Deloris Jordan, the mother of Michael Jordan, is disputing the authenticity of four of her son’s University of North Carolina documents being sold by Goldin Auctions.
The auction company is offering four items — two recruitment letters, a diploma, and a transcript — the they assert are original versions. Deloris, however, disagrees:
I know what I have. They are all replicas. I just can’t sit by and let these people say that they have what they say they have, when they don’t (ESPN).
Goldin Auctions had the items authenticated by PSA/DNA. Joe Orlando, the president of the company, defended the authenticity of the disputed items:
We stand behind our authenticators’ opinion 100 percent that what the auction is selling is real. And there hasn’t been anything legitimate presented that contradicts the opinion of our authenticators. I respect Mrs. Jordan’s approach and concern, but unless there’s evidence to the contrary here, it doesn’t mean much.

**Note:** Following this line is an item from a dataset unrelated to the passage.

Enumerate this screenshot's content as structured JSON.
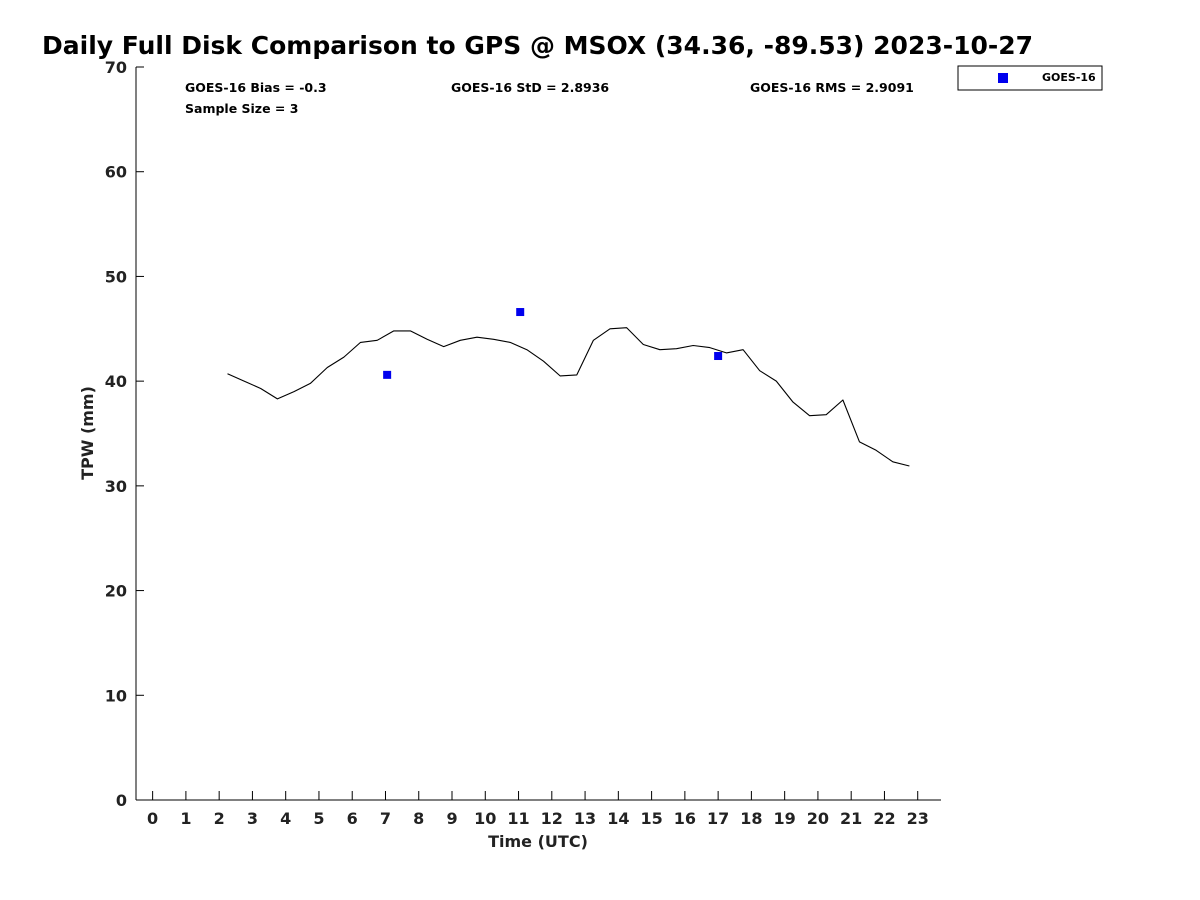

Goldin Auctions CEO Ken Goldin echoed something similar:
I have no doubt that Mrs. Jordan has numerous recruiting letters in her possession that she saved from her son Michael, and likely many from the University of North Carolina. However, based upon the above facts as well as the third-party authentication, we find it unlikely she has the originals of these two particular letters.
The auction for the four items ends on February 7.